The book reveals that China's development path stands in contrast to Western approaches to modernization, he said. "The idea of 'socialism with Chinese characteristics' directly implies that other countries, other peoples, will have their own paths toward the future."

Unlike "the recent era of Western hegemony", he said China does not seek to impose its model on other countries, but offers its vision of a future of shared prosperity and a new multicentric world order.

Ben Norton, a United States political analyst and founder of the media outlet Geopolitical Economy Report, said the book reflects an approach to governance built around long-term planning, state capacity and pragmatic problem-solving.

He highlighted China's ability to maintain policy continuity across decades. "China's socialist market economy system has brilliantly managed to create a balance between public ownership and market forces."

This approach, he added, has helped China avoid the pitfalls of speculative finance and rent-seeking that dominate Western economies.

"China's model has shown that a government can serve the needs of the people, significantly raise living standards for the working class, and keep the commanding heights of the economy publicly owned, while also encouraging entrepreneurs to engage in productive commercial activity," he said.
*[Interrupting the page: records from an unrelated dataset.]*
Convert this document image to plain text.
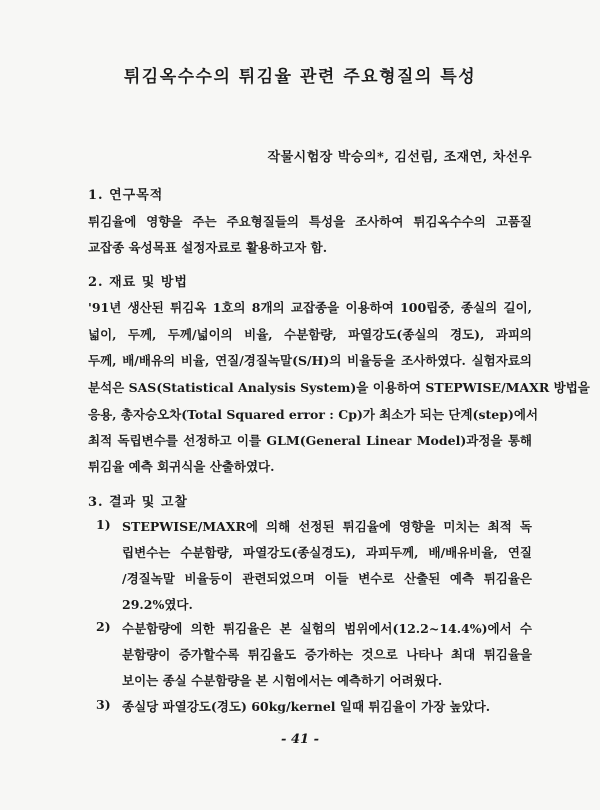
튀김옥수수의 튀김율 관련 주요형질의 특성
작물시험장 박승의*, 김선림, 조재연, 차선우
1. 연구목적
튀김율에 영향을 주는 주요형질들의 특성을 조사하여 튀김옥수수의 고품질
교잡종 육성목표 설정자료로 활용하고자 함.
2. 재료 및 방법
'91년 생산된 튀김옥 1호의 8개의 교잡종을 이용하여 100립중, 종실의 길이,
넓이, 두께, 두께/넓이의 비율, 수분함량, 파열강도(종실의 경도), 과피의
두께, 배/배유의 비율, 연질/경질녹말(S/H)의 비율등을 조사하였다. 실험자료의
분석은 SAS(Statistical Analysis System)을 이용하여 STEPWISE/MAXR 방법을
응용, 총자승오차(Total Squared error : Cp)가 최소가 되는 단계(step)에서
최적 독립변수를 선정하고 이를 GLM(General Linear Model)과정을 통해
튀김율 예측 회귀식을 산출하였다.
3. 결과 및 고찰
1) STEPWISE/MAXR에 의해 선정된 튀김율에 영향을 미치는 최적 독
립변수는 수분함량, 파열강도(종실경도), 과피두께, 배/배유비율, 연질
/경질녹말 비율등이 관련되었으며 이들 변수로 산출된 예측 튀김율은
29.2%였다.
2) 수분함량에 의한 튀김율은 본 실험의 범위에서(12.2~14.4%)에서 수
분함량이 증가할수록 튀김율도 증가하는 것으로 나타나 최대 튀김율을
보이는 종실 수분함량을 본 시험에서는 예측하기 어려웠다.
3) 종실당 파열강도(경도) 60kg/kernel 일때 튀김율이 가장 높았다.
- 41 -
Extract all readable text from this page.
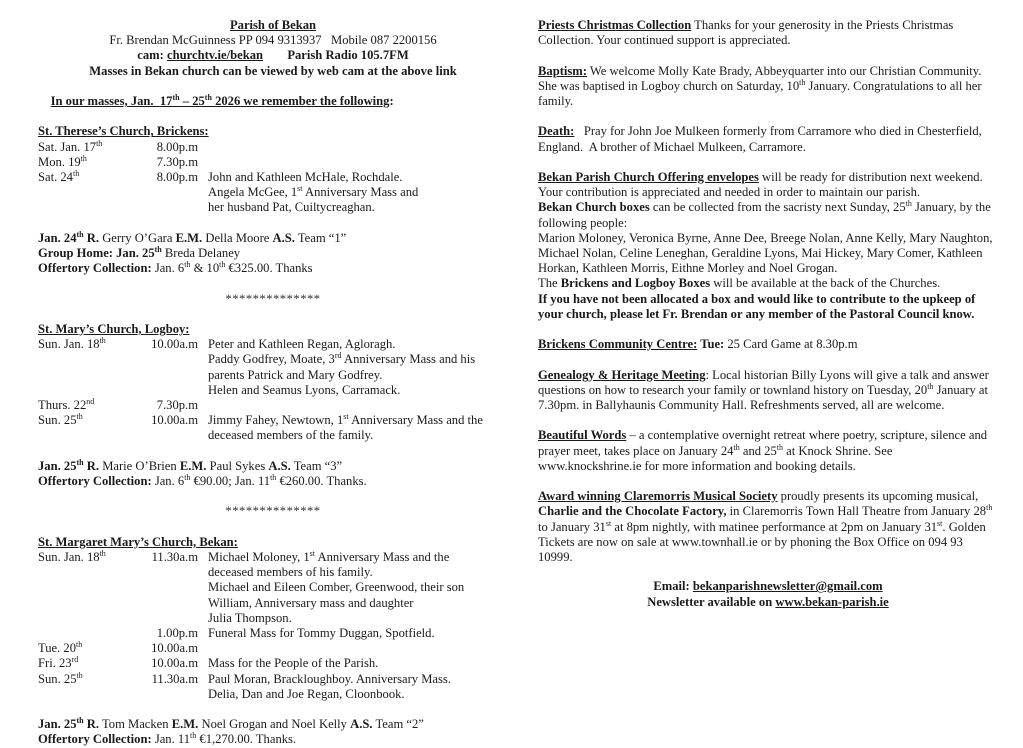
Parish of Bekan
Fr. Brendan McGuinness PP 094 9313937   Mobile 087 2200156
cam: churchtv.ie/bekan Parish Radio 105.7FM
Masses in Bekan church can be viewed by web cam at the above link

In our masses, Jan.  17th – 25th 2026 we remember the following:

St. Therese’s Church, Brickens:
Sat. Jan. 17th	8.00p.m
Mon. 19th	7.30p.m
Sat. 24th	8.00p.m John and Kathleen McHale, Rochdale.
Angela McGee, 1st Anniversary Mass and
her husband Pat, Cuiltycreaghan.
Jan. 24th R. Gerry O’Gara E.M. Della Moore A.S. Team “1”
Group Home: Jan. 25th Breda Delaney
Offertory Collection: Jan. 6th & 10th €325.00. Thanks
**************
St. Mary’s Church, Logboy:
Sun. Jan. 18th	10.00a.m Peter and Kathleen Regan, Agloragh.
Paddy Godfrey, Moate, 3rd Anniversary Mass and his
parents Patrick and Mary Godfrey.
Helen and Seamus Lyons, Carramack.
Thurs. 22nd	7.30p.m
Sun. 25th	10.00a.m Jimmy Fahey, Newtown, 1st Anniversary Mass and the
deceased members of the family.
Jan. 25th R. Marie O’Brien E.M. Paul Sykes A.S. Team “3”
Offertory Collection: Jan. 6th €90.00; Jan. 11th €260.00. Thanks.
**************
St. Margaret Mary’s Church, Bekan:
Sun. Jan. 18th	11.30a.m Michael Moloney, 1st Anniversary Mass and the
deceased members of his family.
Michael and Eileen Comber, Greenwood, their son
William, Anniversary mass and daughter
Julia Thompson.
1.00p.m Funeral Mass for Tommy Duggan, Spotfield.
Tue. 20th	10.00a.m
Fri. 23rd	10.00a.m Mass for the People of the Parish.
Sun. 25th	11.30a.m Paul Moran, Brackloughboy. Anniversary Mass.
Delia, Dan and Joe Regan, Cloonbook.
Jan. 25th R. Tom Macken E.M. Noel Grogan and Noel Kelly A.S. Team “2”
Offertory Collection: Jan. 11th €1,270.00. Thanks.

Priests Christmas Collection Thanks for your generosity in the Priests Christmas Collection. Your continued support is appreciated.

Baptism: We welcome Molly Kate Brady, Abbeyquarter into our Christian Community. She was baptised in Logboy church on Saturday, 10th January. Congratulations to all her family.

Death:   Pray for John Joe Mulkeen formerly from Carramore who died in Chesterfield, England.  A brother of Michael Mulkeen, Carramore.

Bekan Parish Church Offering envelopes will be ready for distribution next weekend. Your contribution is appreciated and needed in order to maintain our parish.

Bekan Church boxes can be collected from the sacristy next Sunday, 25th January, by the following people:

Marion Moloney, Veronica Byrne, Anne Dee, Breege Nolan, Anne Kelly, Mary Naughton, Michael Nolan, Celine Leneghan, Geraldine Lyons, Mai Hickey, Mary Comer, Kathleen Horkan, Kathleen Morris, Eithne Morley and Noel Grogan.

The Brickens and Logboy Boxes will be available at the back of the Churches.

If you have not been allocated a box and would like to contribute to the upkeep of your church, please let Fr. Brendan or any member of the Pastoral Council know.

Brickens Community Centre: Tue: 25 Card Game at 8.30p.m

Genealogy & Heritage Meeting: Local historian Billy Lyons will give a talk and answer questions on how to research your family or townland history on Tuesday, 20th January at 7.30pm. in Ballyhaunis Community Hall. Refreshments served, all are welcome.

Beautiful Words – a contemplative overnight retreat where poetry, scripture, silence and prayer meet, takes place on January 24th and 25th at Knock Shrine. See www.knockshrine.ie for more information and booking details.

Award winning Claremorris Musical Society proudly presents its upcoming musical, Charlie and the Chocolate Factory, in Claremorris Town Hall Theatre from January 28th to January 31st at 8pm nightly, with matinee performance at 2pm on January 31st. Golden Tickets are now on sale at www.townhall.ie or by phoning the Box Office on 094 93 10999.

Email: bekanparishnewsletter@gmail.com
Newsletter available on www.bekan-parish.ie
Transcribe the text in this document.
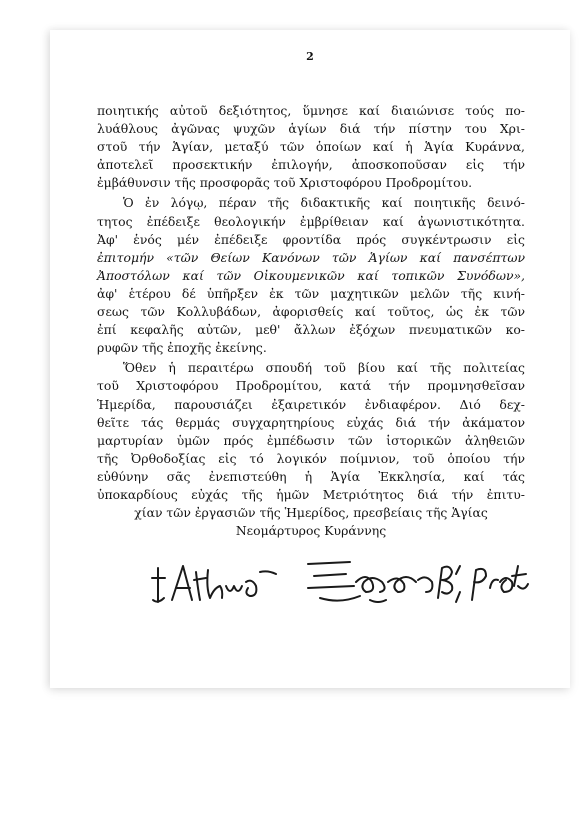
2
ποιητικής αὐτοῦ δεξιότητος, ὕμνησε καί διαιώνισε τούς πο-
λυάθλους ἀγῶνας ψυχῶν ἁγίων διά τήν πίστην του Χρι-
στοῦ τήν Ἁγίαν, μεταξύ τῶν ὁποίων καί ἡ Ἁγία Κυράννα,
ἀποτελεῖ προσεκτικήν ἐπιλογήν, ἀποσκοποῦσαν εἰς τήν
ἐμβάθυνσιν τῆς προσφορᾶς τοῦ Χριστοφόρου Προδρομίτου.
Ὁ ἐν λόγῳ, πέραν τῆς διδακτικῆς καί ποιητικῆς δεινό-
τητος ἐπέδειξε θεολογικήν ἐμβρίθειαν καί ἀγωνιστικότητα.
Ἀφ' ἑνός μέν ἐπέδειξε φροντίδα πρός συγκέντρωσιν εἰς
ἐπιτομήν «τῶν Θείων Κανόνων τῶν Ἁγίων καί πανσέπτων
Ἀποστόλων καί τῶν Οἰκουμενικῶν καί τοπικῶν Συνόδων»,
ἀφ' ἑτέρου δέ ὑπῆρξεν ἐκ τῶν μαχητικῶν μελῶν τῆς κινή-
σεως τῶν Κολλυβάδων, ἀφορισθείς καί τοῦτος, ὡς ἐκ τῶν
ἐπί κεφαλῆς αὐτῶν, μεθ' ἄλλων ἐξόχων πνευματικῶν κο-
ρυφῶν τῆς ἐποχῆς ἐκείνης.
Ὅθεν ἡ περαιτέρω σπουδή τοῦ βίου καί τῆς πολιτείας
τοῦ Χριστοφόρου Προδρομίτου, κατά τήν προμνησθεῖσαν
Ἡμερίδα, παρουσιάζει ἐξαιρετικόν ἐνδιαφέρον. Διό δεχ-
θεῖτε τάς θερμάς συγχαρητηρίους εὐχάς διά τήν ἀκάματον
μαρτυρίαν ὑμῶν πρός ἐμπέδωσιν τῶν ἱστορικῶν ἀληθειῶν
τῆς Ὀρθοδοξίας εἰς τό λογικόν ποίμνιον, τοῦ ὁποίου τήν
εὐθύνην σᾶς ἐνεπιστεύθη ἡ Ἁγία Ἐκκλησία, καί τάς
ὑποκαρδίους εὐχάς τῆς ἡμῶν Μετριότητος διά τήν ἐπιτυ-
χίαν τῶν ἐργασιῶν τῆς Ἡμερίδος, πρεσβείαις τῆς Ἁγίας
Νεομάρτυρος Κυράννης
As Western economies grapple with recurring financial instability and rising inequality, Michael Hudson, a distinguished research professor of economics at the University of Missouri, said China offers a fundamentally different approach to economic governance.

The principles outlined in the fifth volume reflect a system that prioritizes productive investment and social stability over short-term financial gains, he said.

"Finance always has lived in the short run," he said. In contrast, he added, China's governance framework repeatedly stresses that finance should serve the real economy rather than speculative interests.

Jon Taylor, chair of the Department of Political Science and Geography at the University of Texas at San Antonio, said that even a preliminary look at the fifth volume highlights issues central to China's current development agenda.

"What's fascinating about it is it's touching upon some topics that are really important thematically for China right now," Taylor said.

He stressed the idea of new quality productive forces, highlighting their role in fostering advancements in high-tech and smart technologies.

"This has led to alarm bells in the West, particularly in the US," he said. "All of a sudden, people are screaming and yelling that China's going to take over the world. China's not going to take over the world."

Integrated view

Melissa Cambuhy, an economics professor and president of the iBRICS+ think tank in Brazil, said the book mirrors an unstable world where risks are interconnected.

"I emphasize the integrated view of development and security," Cambuhy said. "Health, climate, technology and finance require cooperation instead of conflicting and exclusionary blocs.

"The distinctive feature is treating domestic sustainability as a precondition for external credibility," she said. "China links internal goals of decarbonization, clean reindustrialization and common prosperity to an international offer of green infrastructure, accessible financing and technology transfer."

Through this approach, she said the vision of building a community with a shared future for humanity "stops being rhetoric and becomes a framework for cooperation grounded in common development".

Tiago Camarinha Lopes, a professor of political economy at the Federal University of Goias in Brazil and a visiting researcher at Northeast Normal University in China, said President Xi, in the book, presents new elements, outlining mechanisms to create and maintain a multilateral global order.

Moving away from confrontation-driven frameworks could help reduce ideological tension, he said. "It is necessary to abandon divisive dichotomies such as 'democracy versus authoritarianism' and 'liberalism versus autocracy'."

Helio Rocha is a freelance journalist for China Daily.